The film takes place during the 2nd World War and is set in Cairo, Egypt. It’s in the middle of the desert; where the film opens up and we see Alex Wolff (David Soul) is being rescued. It doesn’t take long before we discover that Wolff is working as a spy whose purpose is to supply information to the Nazis as they prepare to advance into Egypt and seize control. This is where Maj. Vandam (Cliff Robertson) comes in. Basically he is a spy hunter, and after it is discovered that a spy is responsible for the murder of a British soldier, he is put to task to find the spy and uncover his mission.
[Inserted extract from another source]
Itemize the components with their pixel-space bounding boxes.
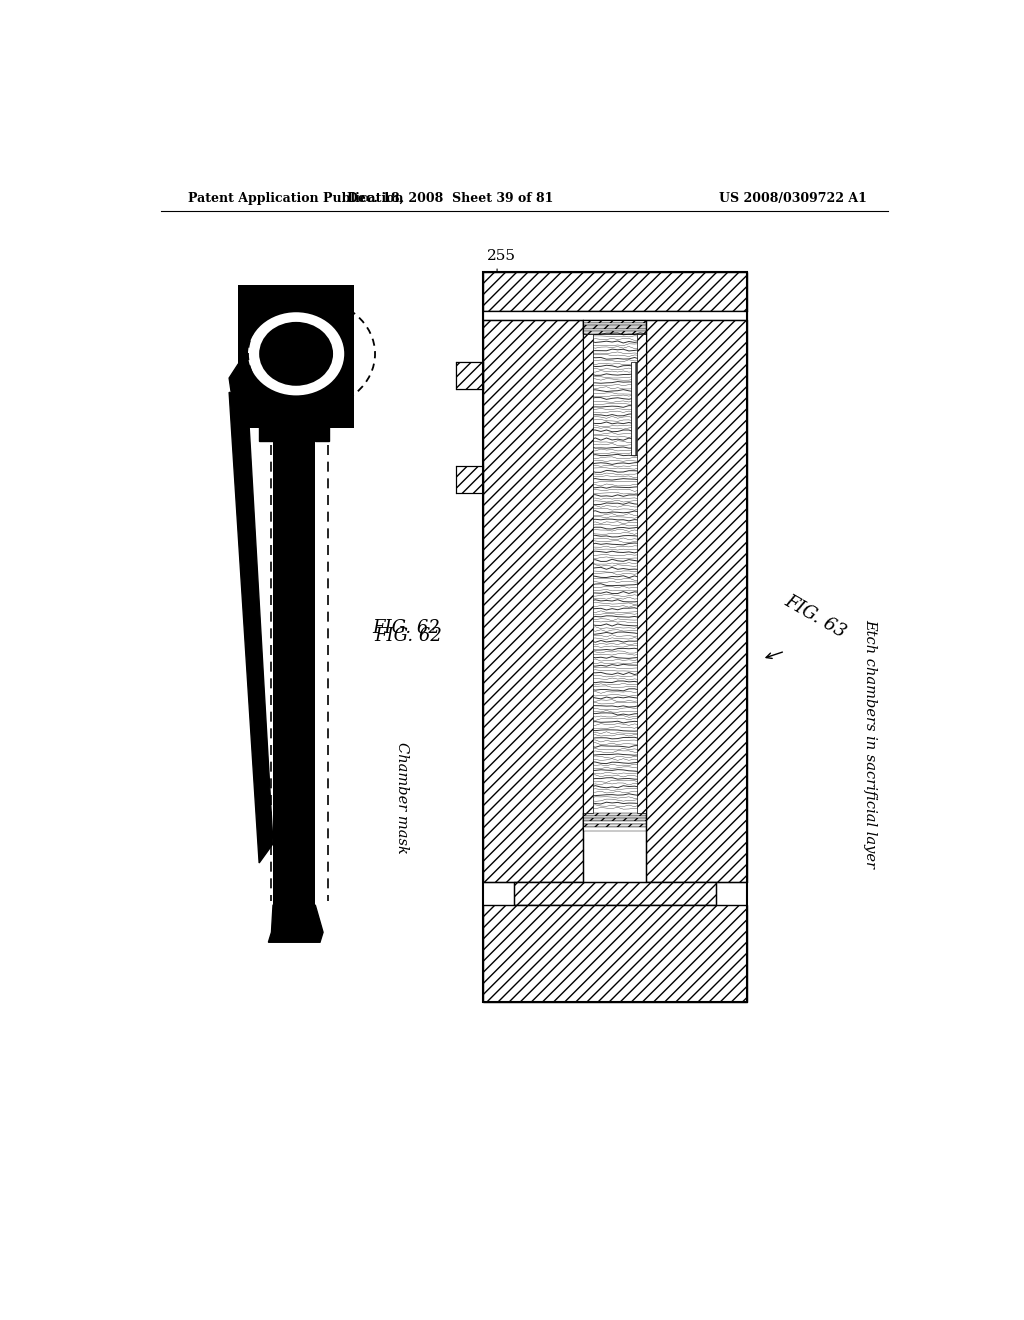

It’s a fun setup, but with a 3-hour-plus running time, there is so much padding to this story that it loses its punch.
Part of the padding to the plot involves Elene (Season Hubley), who is recruited by Vandam to help him track down Wolff. This relationship takes a not-so-surprising turn as the two become romantically involved, though one can’t be too sure about what Elene’s true intentions may be. The relationship between Vandam and Elene does work, and I can understand that this was fleshed out to engage the female viewers at the time, but really it does become a bit tedious at times, not to mention how the film seems to go off course and spend time with the Major’s son. Sure, getting to see the family life helps us get to know the character, but it does nothing for the plot. In a book this is fine, and I understand it’s there to fill time, since this was a 2-part series on TV, but that doesn’t mean it did the film any favors.
As for Wolff, he enlists a female of his own, a seductive belly dancer who has plenty of hate towards the British. He recruits her to help him steal information that he plans to hand over to General Rommell (Robert Culp), who is waiting out in the desert ready to strike. The stuff between Wolff and his belly-dancing partner does add some sexy intrigue to the story, but even this at times feels a bit dragged out.
One of my favorite moments in the film comes at around the mid-point of the film where it seems Vandam may possibly have his man after Wolff has an altercation at a restaurant. What’s set up is a fun (though highly unrealistic) chase through a labyrinth of alleyways. What I will also say is that when the film is in around the last thirty minutes or so the pace definitely picks up, and it did manage to win me over.
Watching this, yes, the film is very much dated and wouldn’t make much of an impact if this were to drop as a “NEW” film on Netflix, but as a product from its time it still has moments where it entertains. The only issue on the technical side of the film that bothered me was the generic title cards and credits used in the film that gave it a cheap feel. I have to admit it was a little strange seeing Cliff Robertson playing a suave ladies man; after all, for me, I look at him as Uncle Ben from the Spider-Man franchise. I joke, but it is still fun to see him back when he was still in his prime, and he does well as a charismatic leading man. This isn’t your typical war film. I’d put it in the same vein as Casablanca but not nearly as great as the classic, but if you like your wartime-era films filled with more intrigue than violence, The Key to Rebecca may be the film for you.